While the paper suggests productivity of hybrid workers was only flat or slightly higher than that of office workers, the academics believe a hybrid model is attractive because it reduces recruitment and retention costs. Stanford university’s Bloom has estimated that the offer of flexible work is equivalent to about an 8 per cent pay increase, based on surveys of workers, who seem to value the greater freedom and the reduced cost of, for example, commuting less frequently.

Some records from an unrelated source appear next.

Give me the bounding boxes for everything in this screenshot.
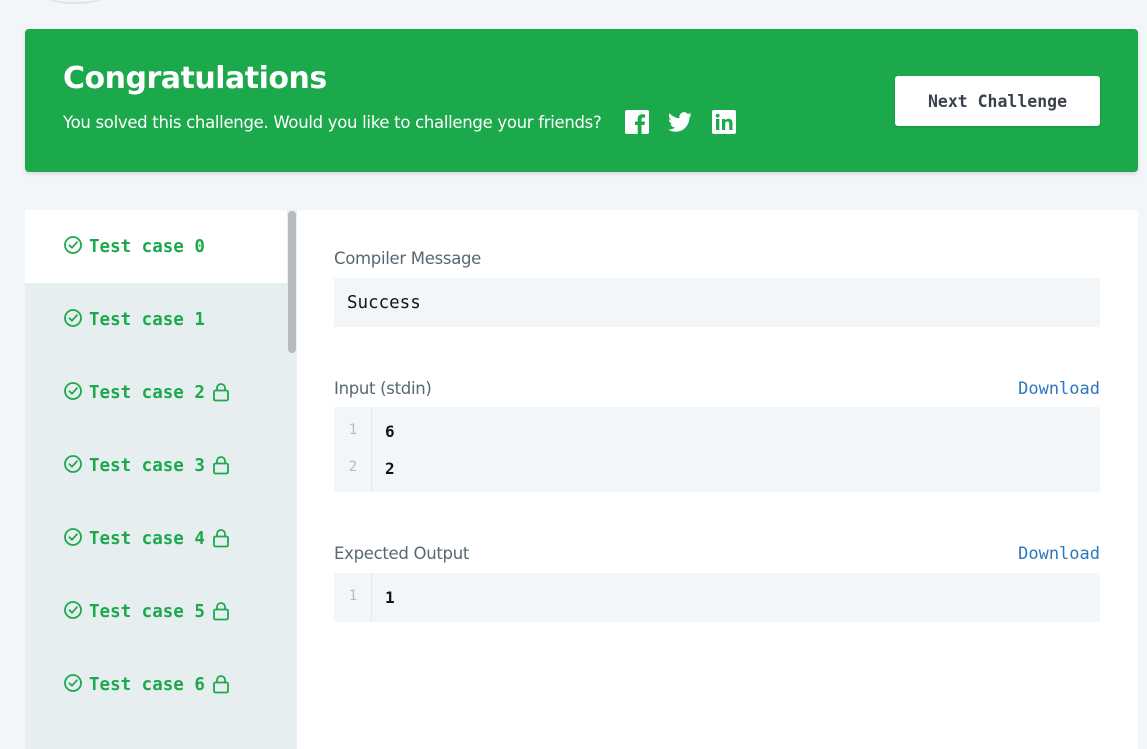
compiler-message-label: Compiler Message bbox=[334, 249, 482, 268]
lock-icon bbox=[212, 455, 230, 475]
linkedin-icon[interactable] bbox=[712, 110, 736, 134]
output-code-box: 11 bbox=[334, 573, 1100, 622]
banner-subtitle: You solved this challenge. Would you lik… bbox=[63, 113, 602, 132]
check-circle-icon bbox=[63, 454, 83, 474]
output-download-link[interactable]: Download bbox=[1018, 544, 1100, 564]
banner-title: Congratulations bbox=[63, 61, 327, 96]
test-case-detail: Compiler Message Success Input (stdin) D… bbox=[297, 210, 1138, 749]
test-case-label: Test case 0 bbox=[89, 236, 205, 257]
test-case-label: Test case 5 bbox=[89, 601, 205, 622]
test-case-item[interactable]: Test case 5 bbox=[25, 575, 287, 648]
test-case-label: Test case 3 bbox=[89, 455, 205, 476]
line-value: 2 bbox=[385, 459, 395, 478]
code-line: 16 bbox=[334, 422, 1100, 442]
lock-icon bbox=[212, 674, 230, 694]
test-case-label: Test case 1 bbox=[89, 309, 205, 330]
check-circle-icon bbox=[63, 600, 83, 620]
compiler-message-text: Success bbox=[347, 292, 421, 313]
test-case-item[interactable]: Test case 3 bbox=[25, 429, 287, 502]
compiler-message-box: Success bbox=[334, 278, 1100, 327]
line-number: 1 bbox=[348, 588, 358, 604]
next-challenge-button[interactable]: Next Challenge bbox=[895, 76, 1100, 126]
test-case-item[interactable]: Test case 2 bbox=[25, 356, 287, 429]
test-case-sidebar: Test case 0 Test case 1 Test case 2 Test ca… bbox=[25, 210, 297, 749]
line-number: 2 bbox=[348, 459, 358, 475]
test-case-label: Test case 2 bbox=[89, 382, 205, 403]
check-circle-icon bbox=[63, 381, 83, 401]
line-number-gutter bbox=[334, 407, 372, 492]
line-value: 6 bbox=[385, 422, 395, 441]
check-circle-icon bbox=[63, 235, 83, 255]
line-number: 1 bbox=[348, 422, 358, 438]
test-case-label: Test case 6 bbox=[89, 674, 205, 695]
sidebar-scroll-thumb[interactable] bbox=[288, 211, 296, 353]
code-line: 22 bbox=[334, 459, 1100, 479]
input-download-link[interactable]: Download bbox=[1018, 379, 1100, 399]
input-label: Input (stdin) bbox=[334, 379, 432, 398]
test-case-item[interactable]: Test case 4 bbox=[25, 502, 287, 575]
input-code-box: 1622 bbox=[334, 407, 1100, 492]
test-case-item[interactable]: Test case 1 bbox=[25, 283, 287, 356]
lock-icon bbox=[212, 528, 230, 548]
lock-icon bbox=[212, 601, 230, 621]
check-circle-icon bbox=[63, 673, 83, 693]
expected-output-label: Expected Output bbox=[334, 544, 470, 563]
test-case-item[interactable]: Test case 6 bbox=[25, 648, 287, 721]
success-banner: Congratulations You solved this challeng… bbox=[25, 29, 1138, 172]
code-line: 11 bbox=[334, 588, 1100, 608]
check-circle-icon bbox=[63, 308, 83, 328]
line-value: 1 bbox=[385, 588, 395, 607]
facebook-icon[interactable] bbox=[625, 110, 649, 134]
test-case-item[interactable]: Test case 0 bbox=[25, 210, 287, 283]
twitter-icon[interactable] bbox=[668, 110, 692, 134]
check-circle-icon bbox=[63, 527, 83, 547]
test-case-label: Test case 4 bbox=[89, 528, 205, 549]
avatar-edge bbox=[44, 0, 106, 4]
lock-icon bbox=[212, 382, 230, 402]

Mr Cooper, a US mortgage servicing company, has moved to a flexible model, built around a framework, avoiding a top-down mandate and allowing teams to set working norms. Most employees carry out day-to-day work from home. “[Staff] turnover last year was about 25 per cent. This year it’s at about 16 per cent. I do attribute it to the flexible working arrangements,” says Kelly Ann Doherty, the group’s chief administrative officer.
Management and feedback
The shift in working habits is already showing up in data on office usage, which will ultimately dictate property decisions when long leases come to an end. A study of a sample of organisations, by workplace consultancy AWA, found average office attendance had increased to 35 per cent worldwide, up from 26 per cent in July last year. Desk use increased more sharply, from 33 per cent to 48 per cent, reflecting a reduction in office space available as businesses consolidate their real estate.
But many companies are starting to realise that successful flexible working is not the outcome of a simple calculation about office space and time spent in it. It also requires training leaders to run hybrid and distributed teams.
“We’ve doubled down on manager training,” says Mastercard’s Fraccaro. “The big success factor in this is investing in people.”
Mr Cooper’s Doherty says the company concentrated on areas such as coaching and how to provide effective feedback. “When you’re in-person in the office, a leader can do a drive-by and think they’ve checked that box,” she says. “When you’re hybrid, you have to be intentional.”
“Organisational leaders are hoping that the office will solve their managerial issues,” says Despina Katsikakis, president of the British Council for Offices. “You need to start with the why — what are the behaviours we want to engender? Sadly we often start with ‘My space is underutilised so we need 20 per cent less space’. Maybe you want to understand why it’s underutilised.”